Saturday 6 February 2016

Howl (2010)

Überzeugt weder als Gedicht-Portrait, noch als intellektuelle Biografie des Autors

1956 erschien ein Gedichtband mit dem Titel »Howl and Other Poems«. Autor: Allen Ginsberg (James Franco). Das Büchlein sollte sich als Wahrzeichen der so genannten Beat Generation entpuppen. Da das Titelgedicht »Howl« allerdings nicht mit verbaler Zurückhaltung glänzte, wurde dessen Verleger Lawrence Ferlinghetti (Andrew Rogers) der Obszönität angeklagt. Der nachfolgende Prozess ist auch eine Attacke auf die künstlerische Freiheit: Darf ein Poet auf „schmutzige“ Worte zurückgreifen, wenn es für die Botschaft seines Werkes unerlässlich ist?
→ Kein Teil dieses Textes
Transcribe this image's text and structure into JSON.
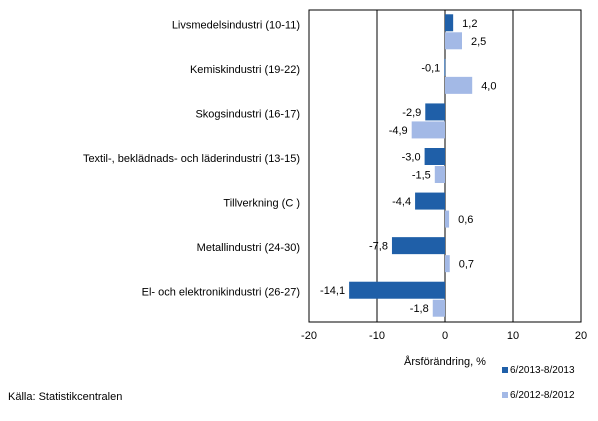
{
  "chart_data": {
    "type": "bar",
    "orientation": "horizontal",
    "categories": [
      "Livsmedelsindustri (10-11)",
      "Kemiskindustri (19-22)",
      "Skogsindustri (16-17)",
      "Textil-, beklädnads- och läderindustri (13-15)",
      "Tillverkning (C )",
      "Metallindustri (24-30)",
      "El- och elektronikindustri (26-27)"
    ],
    "series": [
      {
        "name": "6/2013-8/2013",
        "color": "#1f5fa8",
        "values": [
          1.2,
          -0.1,
          -2.9,
          -3.0,
          -4.4,
          -7.8,
          -14.1
        ],
        "labels": [
          "1,2",
          "-0,1",
          "-2,9",
          "-3,0",
          "-4,4",
          "-7,8",
          "-14,1"
        ]
      },
      {
        "name": "6/2012-8/2012",
        "color": "#a3b9e6",
        "values": [
          2.5,
          4.0,
          -4.9,
          -1.5,
          0.6,
          0.7,
          -1.8
        ],
        "labels": [
          "2,5",
          "4,0",
          "-4,9",
          "-1,5",
          "0,6",
          "0,7",
          "-1,8"
        ]
      }
    ],
    "xlim": [
      -20,
      20
    ],
    "xticks": [
      -20,
      -10,
      0,
      10,
      20
    ],
    "xtick_labels": [
      "-20",
      "-10",
      "0",
      "10",
      "20"
    ],
    "xlabel": "Årsförändring, %",
    "grid": "vertical",
    "legend_position": "bottom-right"
  },
  "source": "Källa: Statistikcentralen"
}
Rob Epsteins und Jeffrey Friedmans Film Howl hat in erster Linie eine Hauptfigur: Es ist das literarische Werk »Howl« selbst. Weite Teile des Gedichts werden im Film rezitiert. Begleitet wird der Text von Animationen, die von Eric Drooker inspiriert sind. Auch der Dichter kommt zu Wort: Während sich Ferlinghetti als Angeklagter rechtfertigen muss, beantwortet Ginsberg wortgewandt die Fragen eines Journalisten. Er erinnert sich zurück an die Umstände, die sein Skandal-Gedicht entstehen liessen. Dazwischen wird regelmässig zur ersten öffentlichen Lesung von »Howl« in der Six Gallery geschnitten.
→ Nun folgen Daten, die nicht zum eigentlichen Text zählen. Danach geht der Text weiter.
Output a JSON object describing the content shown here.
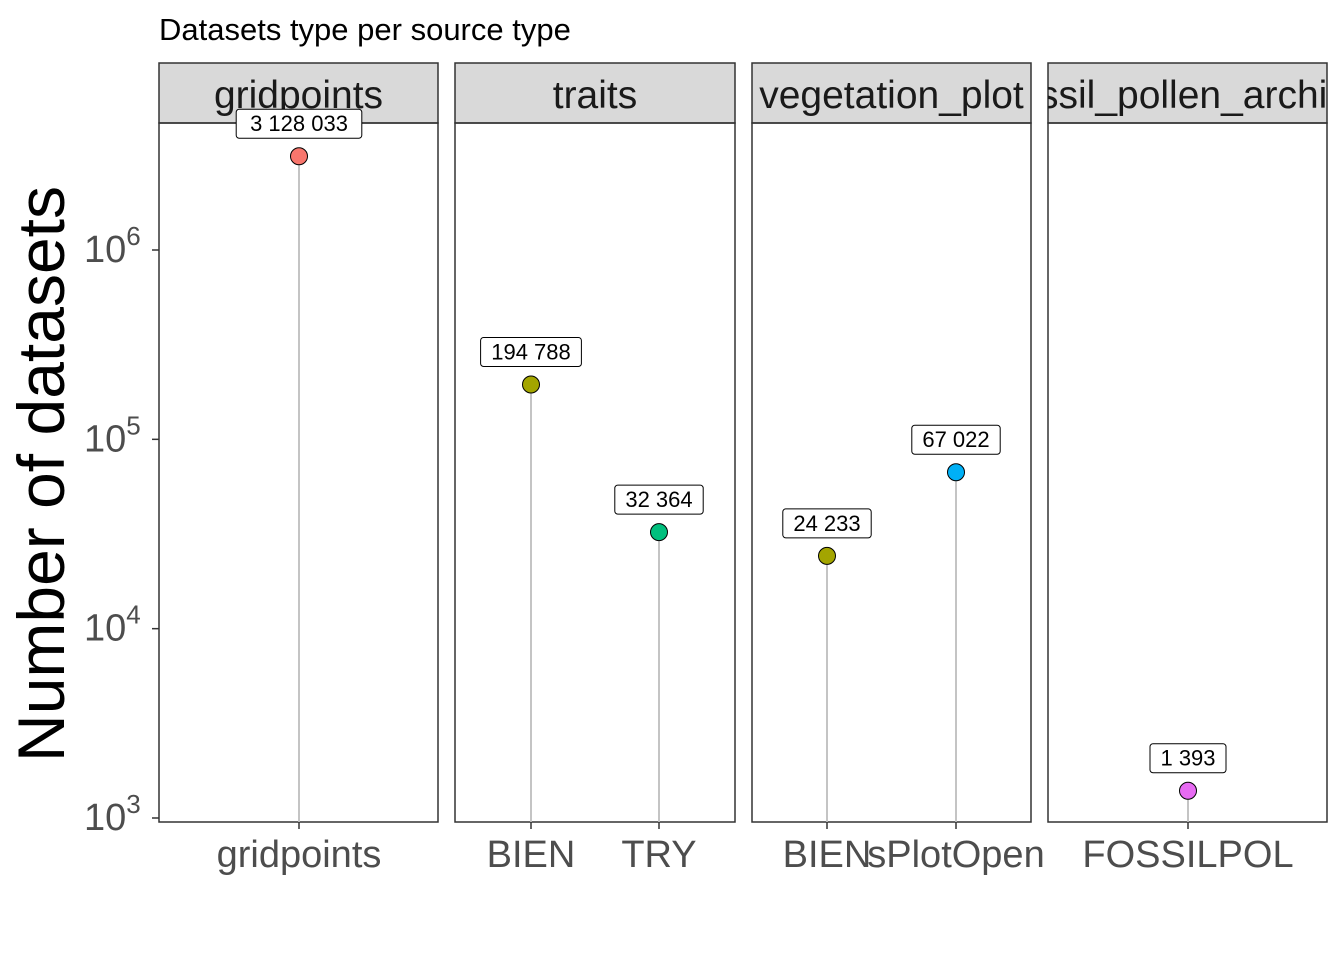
{
  "chart_data": {
    "type": "lollipop",
    "title": "Datasets type per source type",
    "ylabel": "Number of datasets",
    "xlabel": "",
    "yscale": "log10",
    "ylim": [
      900,
      4200000
    ],
    "grid": false,
    "legend": "none",
    "y_ticks": [
      {
        "value": 1000,
        "base": "10",
        "exp": "3"
      },
      {
        "value": 10000,
        "base": "10",
        "exp": "4"
      },
      {
        "value": 100000,
        "base": "10",
        "exp": "5"
      },
      {
        "value": 1000000,
        "base": "10",
        "exp": "6"
      }
    ],
    "facets": [
      {
        "label": "gridpoints",
        "points": [
          {
            "category": "gridpoints",
            "value": 3128033,
            "label": "3 128 033",
            "color": "#F8766D"
          }
        ]
      },
      {
        "label": "traits",
        "points": [
          {
            "category": "BIEN",
            "value": 194788,
            "label": "194 788",
            "color": "#A3A500"
          },
          {
            "category": "TRY",
            "value": 32364,
            "label": "32 364",
            "color": "#00BF7D"
          }
        ]
      },
      {
        "label": "vegetation_plot",
        "points": [
          {
            "category": "BIEN",
            "value": 24233,
            "label": "24 233",
            "color": "#A3A500"
          },
          {
            "category": "sPlotOpen",
            "value": 67022,
            "label": "67 022",
            "color": "#00B0F6"
          }
        ]
      },
      {
        "label": "fossil_pollen_archive",
        "points": [
          {
            "category": "FOSSILPOL",
            "value": 1393,
            "label": "1 393",
            "color": "#E76BF3"
          }
        ]
      }
    ]
  }
}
So schön es ist, einen Film zu sehen, der sich allein mit einem Gedicht beschäftigt, so auffällig sind doch die Probleme, die Epsteins und Friedmans Howl zu schaffen machen. Zunächst gelingt es den Animationen kaum, die emotionale Wucht von Ginsbergs Gedicht zu transportieren. Die Bilder wirken zu ruhig, gemächlich, ja fast platt. Da ist die Lesung in der Six Gallery intensiver: Überhaupt macht James Franco (127 Hours) als Allen Ginsberg keine schlechte Figur.

Der grösste Makel des Films liegt allerdings in der Tatsache begründet, dass sich Langeweile breit macht, sobald es nicht mehr ums Gedicht geht. Ginsbergs philosophischen Erörterungen im Interview sind fraglos interessant, aber letztlich scheinen sie dann doch etwas zusammenhangslos. Ginsbergs Lebensgeschichte wird gerade Mal so in Stichpunkten abgeklappert, ohne dass man wirklich ein Gefühl dafür bekommt, wie seine Vergangenheit aussah. Wichtige Bekannte werden in zwei, drei Szenen abgespeist, dann gibt’s die nächste »Howl«-Passage. Das funktioniert so nicht.
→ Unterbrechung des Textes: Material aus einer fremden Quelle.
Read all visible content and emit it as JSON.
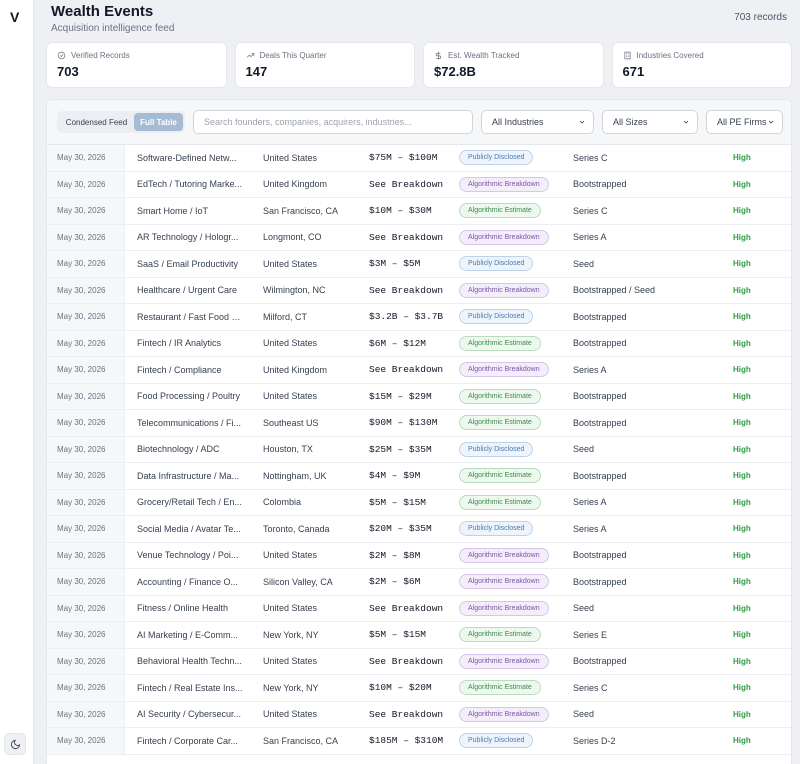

Man mag einwenden, es ginge gar nicht darum, Ginsberg und seinen Bekanntenkreis zu portraitieren, sondern eben nur um das Gedicht. Dann jedoch hätte man eine radikalere Zugangsweise wählen müssen, ohne sich ständig dem klassischen Erzählkino anzubiedern. Dass am Ende mit Texttafeln erzählt wird, wie es den Protagonisten ergangen ist, weist klar darauf hin, dass es den Regisseuren eben doch auch um die Figuren gegangen ist. Und wenn man sich an dieser Stelle denkt: »Aber die Leute kenne ich doch kaum, weshalb sollte mich das interessieren?«, dann ist da schon was schief gegangen.

Howl steht zwischen den Stühlen: Als wäre man sich nicht sicher gewesen, ob man ein expressives Gedicht-Portrait, oder ein Hollywood-Biopic drehen wollte. Diese Unentschlossenheit führt dazu, dass der Film in beiden Belangen enttäuscht. Noch dazu ist er gekonnt am Stil der Beatniks vorbei inszeniert. Wer sich für Lyrik oder die Beat Generation interessiert, kann einen Blick riskieren. Es ist sicher lobenswert, dass solche Themen filmisch verarbeitet werden. Trotzdem: Im Grunde hätte man mehr davon, würde man einfach das Gedicht lesen.